Serum levels of LH, FSH, 17 alpha hydroxyprogesterone (17OHP), androstenedione, testosterone and dehydroepiandrosterone sulphate were measured before, and 48 hours after, a single intramuscular injection of 10,000 IU hCG. The test was repeated 4 weeks after suppression of endogenous LH levels by GnRHa.
The ovarian responses to hCG were compared in three groups of women. Eleven women had normal ovaries and regular cycles, eight had polycystic ovaries but not clinical features of the syndrome (PCO group) and eight had polycystic ovaries, anovulation and either severe hirsutism or alopecia (PCOS group).

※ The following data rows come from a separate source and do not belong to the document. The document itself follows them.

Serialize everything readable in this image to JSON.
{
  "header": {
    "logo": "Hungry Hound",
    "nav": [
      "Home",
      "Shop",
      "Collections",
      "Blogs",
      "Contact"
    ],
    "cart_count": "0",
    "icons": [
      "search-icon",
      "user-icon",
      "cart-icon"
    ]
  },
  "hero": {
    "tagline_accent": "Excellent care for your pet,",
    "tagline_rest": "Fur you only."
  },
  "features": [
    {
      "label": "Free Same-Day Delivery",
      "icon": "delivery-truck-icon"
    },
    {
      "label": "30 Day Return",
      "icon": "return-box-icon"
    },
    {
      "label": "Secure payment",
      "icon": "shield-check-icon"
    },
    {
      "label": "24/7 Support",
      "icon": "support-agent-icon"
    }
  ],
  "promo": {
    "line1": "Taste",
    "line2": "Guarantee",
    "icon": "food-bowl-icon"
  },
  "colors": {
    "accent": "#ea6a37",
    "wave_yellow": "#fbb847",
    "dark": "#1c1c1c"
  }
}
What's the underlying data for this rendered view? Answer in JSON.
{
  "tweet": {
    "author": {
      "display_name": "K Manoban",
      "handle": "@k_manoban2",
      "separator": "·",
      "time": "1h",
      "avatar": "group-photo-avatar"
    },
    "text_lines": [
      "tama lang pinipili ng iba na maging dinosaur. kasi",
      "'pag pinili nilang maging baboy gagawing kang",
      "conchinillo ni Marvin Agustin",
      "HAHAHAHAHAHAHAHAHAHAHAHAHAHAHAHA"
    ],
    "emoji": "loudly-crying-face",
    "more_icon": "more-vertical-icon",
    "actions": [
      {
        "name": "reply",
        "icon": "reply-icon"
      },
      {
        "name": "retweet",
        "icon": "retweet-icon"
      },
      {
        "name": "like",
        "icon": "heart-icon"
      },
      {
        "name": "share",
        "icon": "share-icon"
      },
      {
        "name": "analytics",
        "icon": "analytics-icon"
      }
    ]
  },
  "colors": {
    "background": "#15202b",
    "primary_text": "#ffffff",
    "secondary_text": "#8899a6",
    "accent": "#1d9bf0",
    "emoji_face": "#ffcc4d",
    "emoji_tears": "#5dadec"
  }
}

Before GnRHa treatment, LH levels were significantly higher in the PCOS group but hCG stimulated a similar rise in 17OHP in all three groups. Following analogue, LH levels were suppressed in all three groups but the 17OHP responses to hCG were significantly higher in both the PCO and PCOS groups compared with normal controls.
These findings provide further evidence in favour of an intrinsic abnormality of thecal cell steroidogenesis in the polycystic ovary.